All that is set to change of course. No, not the hordes of mourning FAFs (Families of Ambedkar Followers), but the matchbox sizes of Mumbai apartments. Come on, don’t tell me you haven’t seen all those ads for residential buildings with apartments big enough to accommodate a dozen FAFs and each with an attached swimming pool since they all need to take a bath very badly.
But where did this piece start? Ah yes, advertising and design. To go back to the originally planned subject – insights into advertising and design – and the totally fictitious story behind the advertising campaign that has taken the whole country by cyclone. Yeah, the correct word would be ‘storm’ and not ‘cyclone’ but the first time I saw this particular ad campaign it was in the form of a cyclone cleaning up the home page of The Times of India online edition and settling down to form the shape of the new symbol of India’s largest cellular service provider.
(Needless to say, this is not the only ad or ad campaign I have an opinion on. I have one on every ad, just like Gavaskar has one on every ball that is bowled and every ball that is hit or not hit and every run that is taken or not taken and whether the bat was grounded and why the umpire didn’t refer to the third umpire and etc. Or even Sanjay Manjrekar for that matter who went to the same school as I did but I sat in the classroom and attended lectures and he went to the playground and played cricket and look where he is reached and if you have a kid send him to the ground because there is more money and fame in playing cricket, why even just talking about it – look at that MBA bloke called Harsha. Yes, life can be Harsha even if you have an MBA.)
The alert reader, defined as the one who keeps on reading my posts in the hope that someday there will be something worthwhile to read, must have realized which logo design and ad campaign I am referring to. So here’s a malicious (defined as ‘delicious food made by ma’), and fictitious (defined as ‘all other food not made by ma and hence not delicious’), look at what transpired behind the scenes or, my version of the Radia (defined as ‘random stuff that gets leaked to the media’), tapes:
Design Firm Rep: I have just got out of the client meeting!
Design Firm Boss: Good news or Bad?
DFR: Bad! They chose the lousy logo design we had created to help us sell the good one!
DFB: That’s good news you moron!
DFB: Because they have bought a logo design and now we can collect the full and final payment and both of us can collect our bonus!
DFR: I have so much to learn from you, Boss.
Ad Firm Rep: We have got the business boss.
Ad Firm Boss: Great now let’s change everything.
AFR: Why? They are doing great. They are number one. They are growing. They are going places, like to Africa.

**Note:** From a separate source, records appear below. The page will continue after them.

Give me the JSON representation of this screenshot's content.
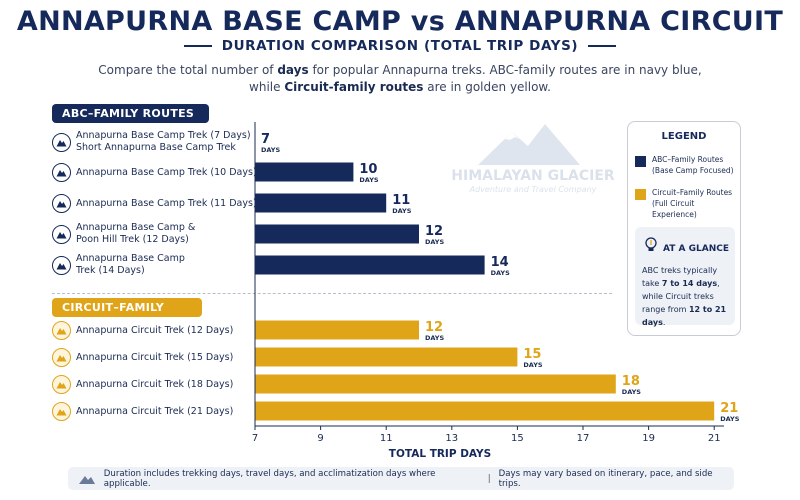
{
  "header": {
    "title": "ANNAPURNA BASE CAMP vs ANNAPURNA CIRCUIT",
    "subtitle": "DURATION COMPARISON (TOTAL TRIP DAYS)",
    "desc_line1_a": "Compare the total number of ",
    "desc_line1_b": "days",
    "desc_line1_c": " for popular Annapurna treks. ABC-family routes are in navy blue,",
    "desc_line2_a": "while ",
    "desc_line2_b": "Circuit-family routes",
    "desc_line2_c": " are in golden yellow."
  },
  "sections": {
    "abc_label": "ABC–FAMILY ROUTES",
    "circuit_label": "CIRCUIT–FAMILY ROUTES"
  },
  "watermark": {
    "line1": "HIMALAYAN GLACIER",
    "line2": "Adventure and Travel Company"
  },
  "legend": {
    "title": "LEGEND",
    "abc_line1": "ABC–Family Routes",
    "abc_line2": "(Base Camp Focused)",
    "circuit_line1": "Circuit–Family Routes",
    "circuit_line2": "(Full Circuit Experience)"
  },
  "glance": {
    "title": "AT A GLANCE",
    "text_a": "ABC treks typically take ",
    "text_b": "7 to 14 days",
    "text_c": ", while Circuit treks range from ",
    "text_d": "12 to 21 days",
    "text_e": "."
  },
  "footer": {
    "note1": "Duration includes trekking days, travel days, and acclimatization days where applicable.",
    "sep": "|",
    "note2": "Days may vary based on itinerary, pace, and side trips."
  },
  "colors": {
    "navy": "#15295a",
    "gold": "#e0a418"
  },
  "chart_data": {
    "type": "bar",
    "orientation": "horizontal",
    "title": "ANNAPURNA BASE CAMP vs ANNAPURNA CIRCUIT",
    "subtitle": "DURATION COMPARISON (TOTAL TRIP DAYS)",
    "xlabel": "TOTAL TRIP DAYS",
    "ylabel": "",
    "xlim": [
      7,
      22
    ],
    "xticks": [
      7,
      9,
      11,
      13,
      15,
      17,
      19,
      21
    ],
    "value_unit_label": "DAYS",
    "grid": false,
    "legend_position": "right",
    "series": [
      {
        "name": "ABC–Family Routes",
        "color": "#15295a",
        "categories": [
          [
            "Annapurna Base Camp Trek (7 Days)",
            "Short Annapurna Base Camp Trek"
          ],
          [
            "Annapurna Base Camp Trek (10 Days)"
          ],
          [
            "Annapurna Base Camp Trek (11 Days)"
          ],
          [
            "Annapurna Base Camp &",
            "Poon Hill Trek (12 Days)"
          ],
          [
            "Annapurna Base Camp",
            "Trek (14 Days)"
          ]
        ],
        "values": [
          7,
          10,
          11,
          12,
          14
        ]
      },
      {
        "name": "Circuit–Family Routes",
        "color": "#e0a418",
        "categories": [
          [
            "Annapurna Circuit Trek (12 Days)"
          ],
          [
            "Annapurna Circuit Trek (15 Days)"
          ],
          [
            "Annapurna Circuit Trek (18 Days)"
          ],
          [
            "Annapurna Circuit Trek (21 Days)"
          ]
        ],
        "values": [
          12,
          15,
          18,
          21
        ]
      }
    ]
  }
}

AFB: Because, if they changed their ad agency, they did it because they hated all the advertising they have done so far – advertising that had been created by the earlier agency! How else do we justify our creative fees or plan our bonus, dude?
AFR: I have so much to learn from you, Boss.
AFR: I have a terrific insight into our newly acquired brand! So let’s brain-cyclone.
Junior AFR: What’s the insight?
AFR: Yesterday the client was chatting about their new logo! I asked, ‘So what is it called?’ And guess what, they had no clue!
AFR: So dude, we’ve shot the expensive commercials in exotic locations, used celebrities left, right and centre, taken all online and offline media by cyclone… basically used up every trick in the book. So where do we get our next set of revenues and bonus from?
AFR: From a contest – We have a logo. It doesn’t have a name. Give it a name and win big prizes. Splashed across all online and offline media of course.
JAFR: I have so much to learn from you, Boss.
Sorry, I have to stop this piece now; a high court official is at the door and I have to hand over the tapes to him. And there is work to be done of course – my boss just called to say I have to write my next ad campaign. He is a great guy, my boss, there is so much to learn from him.